For some moments Christine stood dumbfounded, staring at the grate that covered the entrance to Erik's lair. It was made of iron, cold, moss-covered, implacable— she could not believe that it now stood between her and her means of escape.

"Erik—"

He turned back to her, joy shining brightly and strangely from his eyes, from his face. "Yes, yes, my dear, now the world can go to hang! You were all the world to me, all that was worth living for. I could not shut it out, I could not shut it out, as long as you were still out there, there had to be a way— a way for you to return. But now you are here. Now I need no longer care about the rest of the earth."

"But, Erik! I did not come to stay!"

She could tell at once that this bluntness was the wrong tone to take, for the joy dissipated in an instant and his eyes turned dark and stormy.

"You came back to me," he repeated stubbornly. "You left your lover, your perfect man, left him without your presence— as I have been without—"

"I had to find out the truth," she said. "This was forced upon me."

He reacted with anger.

"Forced? Forced are you, now? Forced to travel to the bowels of the earth to find the carcass of the man who taught you to sing, who freed your voice and gave you wings? Christine, you are mistaken. You would not have come back if you did not want to." He stalked over to her and bent his tall, painfully thin frame over her small one, looking in her eyes. "You used to call me your angel, Christine—"

"No," she whispered. "You used to call me your angel. We cannot both be angels, Erik."

Slowly he straightened and backed away from her.

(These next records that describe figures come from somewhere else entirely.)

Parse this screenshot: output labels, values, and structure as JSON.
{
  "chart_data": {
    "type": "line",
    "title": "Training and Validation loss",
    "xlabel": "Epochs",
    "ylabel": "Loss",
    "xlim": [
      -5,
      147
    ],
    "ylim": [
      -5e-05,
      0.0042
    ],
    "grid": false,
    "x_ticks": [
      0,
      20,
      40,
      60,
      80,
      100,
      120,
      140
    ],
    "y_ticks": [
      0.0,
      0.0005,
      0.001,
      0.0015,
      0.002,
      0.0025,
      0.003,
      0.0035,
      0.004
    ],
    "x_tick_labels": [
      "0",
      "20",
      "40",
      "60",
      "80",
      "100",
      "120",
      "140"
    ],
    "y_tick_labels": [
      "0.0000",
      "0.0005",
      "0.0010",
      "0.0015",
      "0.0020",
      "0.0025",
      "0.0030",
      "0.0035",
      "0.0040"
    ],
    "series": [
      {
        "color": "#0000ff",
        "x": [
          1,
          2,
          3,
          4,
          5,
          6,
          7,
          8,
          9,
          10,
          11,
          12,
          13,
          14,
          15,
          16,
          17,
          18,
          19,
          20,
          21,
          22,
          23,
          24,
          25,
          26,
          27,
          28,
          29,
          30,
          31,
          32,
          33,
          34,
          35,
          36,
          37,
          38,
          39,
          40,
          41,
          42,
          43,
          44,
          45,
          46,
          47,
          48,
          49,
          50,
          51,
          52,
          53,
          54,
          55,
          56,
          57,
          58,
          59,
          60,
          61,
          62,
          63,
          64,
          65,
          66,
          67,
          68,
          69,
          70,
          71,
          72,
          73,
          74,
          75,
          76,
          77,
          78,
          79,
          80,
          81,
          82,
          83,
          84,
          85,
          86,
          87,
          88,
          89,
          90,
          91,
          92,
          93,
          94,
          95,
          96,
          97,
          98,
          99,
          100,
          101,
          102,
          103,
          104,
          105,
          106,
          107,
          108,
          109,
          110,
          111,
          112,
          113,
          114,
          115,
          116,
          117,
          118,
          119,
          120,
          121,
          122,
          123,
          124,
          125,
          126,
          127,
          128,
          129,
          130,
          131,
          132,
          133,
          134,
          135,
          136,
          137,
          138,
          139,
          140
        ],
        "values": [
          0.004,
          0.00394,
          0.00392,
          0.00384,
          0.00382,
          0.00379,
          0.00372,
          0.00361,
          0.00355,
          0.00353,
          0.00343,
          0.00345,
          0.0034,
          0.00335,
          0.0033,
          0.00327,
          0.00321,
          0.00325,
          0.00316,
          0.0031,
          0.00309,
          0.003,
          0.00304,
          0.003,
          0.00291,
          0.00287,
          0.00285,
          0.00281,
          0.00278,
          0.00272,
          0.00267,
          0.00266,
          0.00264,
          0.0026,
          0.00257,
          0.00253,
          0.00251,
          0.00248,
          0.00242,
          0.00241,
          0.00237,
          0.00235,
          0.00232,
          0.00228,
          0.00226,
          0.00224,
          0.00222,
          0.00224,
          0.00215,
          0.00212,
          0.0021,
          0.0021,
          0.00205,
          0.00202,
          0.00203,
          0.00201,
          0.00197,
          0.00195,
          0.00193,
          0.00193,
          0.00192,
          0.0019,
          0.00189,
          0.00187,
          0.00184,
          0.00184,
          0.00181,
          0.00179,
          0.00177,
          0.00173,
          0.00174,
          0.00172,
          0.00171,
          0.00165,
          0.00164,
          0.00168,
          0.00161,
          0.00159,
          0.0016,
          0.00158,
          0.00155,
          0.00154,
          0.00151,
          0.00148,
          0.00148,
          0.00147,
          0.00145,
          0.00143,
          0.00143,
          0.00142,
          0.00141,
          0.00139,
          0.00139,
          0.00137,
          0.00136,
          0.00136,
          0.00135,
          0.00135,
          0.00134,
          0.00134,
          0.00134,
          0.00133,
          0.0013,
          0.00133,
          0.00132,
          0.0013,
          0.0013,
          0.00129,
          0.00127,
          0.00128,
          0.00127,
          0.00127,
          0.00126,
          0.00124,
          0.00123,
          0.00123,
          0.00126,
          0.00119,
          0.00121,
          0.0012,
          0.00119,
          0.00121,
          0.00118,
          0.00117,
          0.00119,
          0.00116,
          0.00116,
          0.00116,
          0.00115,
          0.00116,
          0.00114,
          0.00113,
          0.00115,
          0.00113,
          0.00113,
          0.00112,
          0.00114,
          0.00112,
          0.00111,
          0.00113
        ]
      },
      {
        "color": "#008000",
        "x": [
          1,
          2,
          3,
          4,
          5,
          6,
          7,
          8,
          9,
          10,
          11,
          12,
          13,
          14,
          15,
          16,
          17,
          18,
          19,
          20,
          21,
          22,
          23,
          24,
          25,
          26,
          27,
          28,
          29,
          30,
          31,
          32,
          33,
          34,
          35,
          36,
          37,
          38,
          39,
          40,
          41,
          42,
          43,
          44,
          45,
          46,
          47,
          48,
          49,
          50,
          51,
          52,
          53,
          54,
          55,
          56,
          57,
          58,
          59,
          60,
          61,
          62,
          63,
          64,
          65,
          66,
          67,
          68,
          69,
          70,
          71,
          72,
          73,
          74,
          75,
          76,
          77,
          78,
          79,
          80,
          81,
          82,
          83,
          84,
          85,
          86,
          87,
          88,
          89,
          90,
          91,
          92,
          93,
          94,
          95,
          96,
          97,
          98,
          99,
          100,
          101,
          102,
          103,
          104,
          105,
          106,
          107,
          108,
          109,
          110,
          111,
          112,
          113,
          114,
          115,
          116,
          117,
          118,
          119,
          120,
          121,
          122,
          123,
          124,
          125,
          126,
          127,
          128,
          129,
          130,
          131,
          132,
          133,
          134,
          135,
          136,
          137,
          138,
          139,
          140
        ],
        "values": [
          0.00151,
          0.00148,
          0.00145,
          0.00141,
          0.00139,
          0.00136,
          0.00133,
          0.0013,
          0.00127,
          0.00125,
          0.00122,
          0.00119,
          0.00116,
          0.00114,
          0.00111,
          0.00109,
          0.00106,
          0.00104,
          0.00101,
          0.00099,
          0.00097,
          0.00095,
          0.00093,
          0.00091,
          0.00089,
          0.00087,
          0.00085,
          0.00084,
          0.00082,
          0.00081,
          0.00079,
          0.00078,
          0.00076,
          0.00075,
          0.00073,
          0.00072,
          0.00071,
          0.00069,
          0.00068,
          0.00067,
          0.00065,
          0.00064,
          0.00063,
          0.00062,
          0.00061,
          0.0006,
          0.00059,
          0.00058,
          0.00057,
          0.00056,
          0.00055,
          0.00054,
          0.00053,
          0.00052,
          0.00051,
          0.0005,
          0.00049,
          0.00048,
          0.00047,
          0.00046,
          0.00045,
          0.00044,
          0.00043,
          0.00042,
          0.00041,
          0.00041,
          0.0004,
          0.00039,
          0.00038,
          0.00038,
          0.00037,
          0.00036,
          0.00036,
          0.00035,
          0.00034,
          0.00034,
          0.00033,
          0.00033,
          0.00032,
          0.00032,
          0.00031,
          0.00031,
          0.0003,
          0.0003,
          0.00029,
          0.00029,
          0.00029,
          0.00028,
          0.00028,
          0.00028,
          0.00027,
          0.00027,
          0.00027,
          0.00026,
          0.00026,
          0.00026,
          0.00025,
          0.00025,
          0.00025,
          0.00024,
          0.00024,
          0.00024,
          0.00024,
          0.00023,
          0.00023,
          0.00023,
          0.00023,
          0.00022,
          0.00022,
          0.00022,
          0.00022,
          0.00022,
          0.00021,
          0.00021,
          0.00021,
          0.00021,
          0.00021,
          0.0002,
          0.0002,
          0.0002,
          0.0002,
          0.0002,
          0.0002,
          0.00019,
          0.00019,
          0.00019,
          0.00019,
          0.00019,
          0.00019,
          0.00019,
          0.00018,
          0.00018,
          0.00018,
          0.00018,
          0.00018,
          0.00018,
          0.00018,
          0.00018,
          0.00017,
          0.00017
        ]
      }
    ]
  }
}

"You have come back to me," he said quietly. "And I know what is in your heart. I know why you are here. I know you, Christine, and I tell you, you would not have come if you did not want to."

With a quick movement and a strength born of rage, he ripped the lever from the wall. There was a groan of tortured metal, matching the groan of pent-up grief that escaped from his lips. He turned back to her, wielding the lever like a sword between them.

"I will give you time, of course," he said. "Time for you to realize all this on your own. You always were just the tiniest bit slow, Christine. But fear not— for now we have all the time in the world."

Christine bit back a sob as she looked at the man in front of her. Even in the throes of his madness she had loved him before, when he was her Angel of Music. This man before her now was entirely different— no longer a creature of nights lit by fire, now a creature of nights that were cold and starless, a creature of dust, a creation of architecture that was ready to fall apart but could not seem to gather the last bit of energy necessary. And yet he still stood between her and her way out.

Well.

With a great effort, she steadied her breathing.

She could stay, for a while.

She would find a way out, there must be other means of egress in this labyrinth, but for now—

She would stay here with her Erik and try to make up for what she'd done.

Abandonment. There was no other word for it.

Her regret of this was what kept her from losing it right then and there, from flying at Erik in a frenzy of rage and claustrophobia and demanding he show her the sun at once.

Instead, she gulped and moved towards him.

He looked at her, and for a moment she almost believed that he was as nervous as she.

"Will you play for me?" she asked quietly.